Я молчала. Я не могла, и не хотела ничего объяснять.
— Так… Ну что ж… Взяли, так взяли. Кому закон не писан, вы знаете… Но пощады — не просите! Взяли — так на всё лето, если даже он у вас, из дома, вынесет всё, вместе с вами! И смотрите! Вы несёте ответственность за его жизнь и здоровье! И если что-нибудь случиться — отвечать будете вы, и по полной программе. Я уж постараюсь, что бы вы ответили. И имейте это в виду.
Я молчала.
— Идите к секретарю, пишите заявление.
И я вышла из кабинета.
Секретаря не было. На месте секретаря сидела Надежда.
— Надюша, Надюша! Привет! — сказала я. — Я тебе рассказать хочу… Столько всего… А ты что тут делаешь?
— А я — вместо секретаря пока. Отчёт печатаю. Я же умею печатать, вот директор и попросила меня… секретарю помочь.
— А. Сейчас я заявление напишу. Я Протоку забрала из больницы.
— Ты что?
— Да. Забрала. И теперь я снова в немилости — ещё больше, чем по кухне.
— Ну, ты даёшь…
— Надь, сейчас я эти формальности доделаю. Пойдём, кофейку выпьем. Может, поставишь чайник? Там и поговорим.
И тут…
Надя помолчала, потом посмотрела на меня совершенно однозначно, и сказала:
— Ты знаешь, сейчас мы будем пить кофе с Галиной Николаевной. Так что, я не могу. Давай заявление, я сама его представлю на подпись. За пособием можно будет подойти во время зарплаты.
— Надя…
Тут подошли воспитатели и оттёрли меня от секретарского стола. Да я и сама — оттёрлась, и выпала из секретарской на ватных ногах.

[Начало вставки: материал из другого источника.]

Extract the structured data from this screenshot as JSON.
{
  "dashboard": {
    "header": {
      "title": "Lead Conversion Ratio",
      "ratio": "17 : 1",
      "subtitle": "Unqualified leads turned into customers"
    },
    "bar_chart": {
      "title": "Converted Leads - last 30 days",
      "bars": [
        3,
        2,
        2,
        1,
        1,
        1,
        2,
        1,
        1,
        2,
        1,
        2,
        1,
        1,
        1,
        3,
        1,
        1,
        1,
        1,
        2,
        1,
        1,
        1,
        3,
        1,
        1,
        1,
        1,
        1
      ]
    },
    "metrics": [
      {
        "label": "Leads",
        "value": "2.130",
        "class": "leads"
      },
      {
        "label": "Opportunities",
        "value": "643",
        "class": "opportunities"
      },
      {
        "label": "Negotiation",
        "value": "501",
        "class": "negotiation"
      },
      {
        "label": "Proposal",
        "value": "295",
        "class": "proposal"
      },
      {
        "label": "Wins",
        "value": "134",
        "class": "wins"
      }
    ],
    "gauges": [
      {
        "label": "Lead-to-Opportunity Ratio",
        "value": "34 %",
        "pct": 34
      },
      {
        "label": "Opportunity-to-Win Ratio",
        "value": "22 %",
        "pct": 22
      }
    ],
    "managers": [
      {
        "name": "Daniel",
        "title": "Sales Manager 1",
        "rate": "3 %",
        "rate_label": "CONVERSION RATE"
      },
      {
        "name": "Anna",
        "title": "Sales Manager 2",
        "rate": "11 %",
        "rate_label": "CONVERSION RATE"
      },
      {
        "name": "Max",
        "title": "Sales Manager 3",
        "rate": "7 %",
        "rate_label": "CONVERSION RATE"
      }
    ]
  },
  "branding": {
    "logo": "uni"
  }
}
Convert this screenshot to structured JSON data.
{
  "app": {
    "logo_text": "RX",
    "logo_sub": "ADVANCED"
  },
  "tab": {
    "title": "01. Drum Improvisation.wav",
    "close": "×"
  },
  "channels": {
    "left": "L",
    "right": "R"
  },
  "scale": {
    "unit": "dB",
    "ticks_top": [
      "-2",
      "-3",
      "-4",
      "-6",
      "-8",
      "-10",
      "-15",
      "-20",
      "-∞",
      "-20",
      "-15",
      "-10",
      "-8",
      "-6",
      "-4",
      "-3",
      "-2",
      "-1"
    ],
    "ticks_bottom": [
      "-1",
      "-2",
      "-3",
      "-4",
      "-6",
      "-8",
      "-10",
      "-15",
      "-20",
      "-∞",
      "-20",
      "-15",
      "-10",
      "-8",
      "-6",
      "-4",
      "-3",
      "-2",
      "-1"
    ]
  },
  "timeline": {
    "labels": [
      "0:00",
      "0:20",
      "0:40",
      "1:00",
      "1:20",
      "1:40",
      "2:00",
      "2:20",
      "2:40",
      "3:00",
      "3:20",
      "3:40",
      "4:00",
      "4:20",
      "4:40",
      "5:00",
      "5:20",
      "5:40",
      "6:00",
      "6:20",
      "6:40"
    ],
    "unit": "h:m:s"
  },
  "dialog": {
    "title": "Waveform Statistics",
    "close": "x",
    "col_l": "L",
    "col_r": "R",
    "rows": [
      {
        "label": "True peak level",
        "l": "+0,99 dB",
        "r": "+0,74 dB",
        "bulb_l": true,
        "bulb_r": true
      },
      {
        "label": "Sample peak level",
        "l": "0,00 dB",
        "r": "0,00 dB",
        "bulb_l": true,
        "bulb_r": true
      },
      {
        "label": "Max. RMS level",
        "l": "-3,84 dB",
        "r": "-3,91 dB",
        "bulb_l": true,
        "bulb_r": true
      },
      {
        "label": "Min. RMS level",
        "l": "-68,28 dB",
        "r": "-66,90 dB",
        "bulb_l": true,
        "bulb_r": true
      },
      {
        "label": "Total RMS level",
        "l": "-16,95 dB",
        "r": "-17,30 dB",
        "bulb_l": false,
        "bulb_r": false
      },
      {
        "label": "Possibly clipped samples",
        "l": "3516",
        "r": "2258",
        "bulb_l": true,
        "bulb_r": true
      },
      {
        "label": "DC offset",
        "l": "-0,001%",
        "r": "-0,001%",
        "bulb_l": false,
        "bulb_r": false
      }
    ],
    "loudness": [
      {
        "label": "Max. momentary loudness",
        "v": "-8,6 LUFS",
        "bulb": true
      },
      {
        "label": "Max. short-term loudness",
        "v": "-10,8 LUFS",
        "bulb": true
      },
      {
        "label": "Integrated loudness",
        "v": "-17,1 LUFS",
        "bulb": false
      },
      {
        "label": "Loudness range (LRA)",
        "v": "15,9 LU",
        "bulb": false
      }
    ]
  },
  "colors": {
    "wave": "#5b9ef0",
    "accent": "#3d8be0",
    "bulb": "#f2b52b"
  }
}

Надя, Надя… Надя, моя Надя! Нет, может, это мне показалось? Нет! Нет! Этого не может быть!
— Наталья! — меня догнала Елизавета Васильевна. — Наталья, ты что, Протоку забрала?
— Да.
Слава Богу, Слава Богу! А то, ты знаешь, как мы его отправили, так я себе места не находила. Хоть я и хотела его отправить. Я же всё это и затеяла, дура старая. А потом уже винила себя, да поздно было. После того, как санитары его забирали… Наталья, ты прости. Нет, слаб человек, ох, как слаб… Я-то не могу его взять, даже бы если за хотела. У меня муж парализованный… уже второй год, как лежит…
Елизавета Васильевна держала в своих руках мою руку.
— Я рада, рада. За него — рада, и за тебя — рада. Ты же знаешь, что тебе пособие положено? Деньги небольшие, но всё-таки, по нашей бедности…
— Знаю. Я уже заявление написала.
— И продукты тебе положены. На сироту, продуктовое довольствие. Иди, на продукты — тоже напиши.
— Потом. Сейчас я туда возвращаться не могу.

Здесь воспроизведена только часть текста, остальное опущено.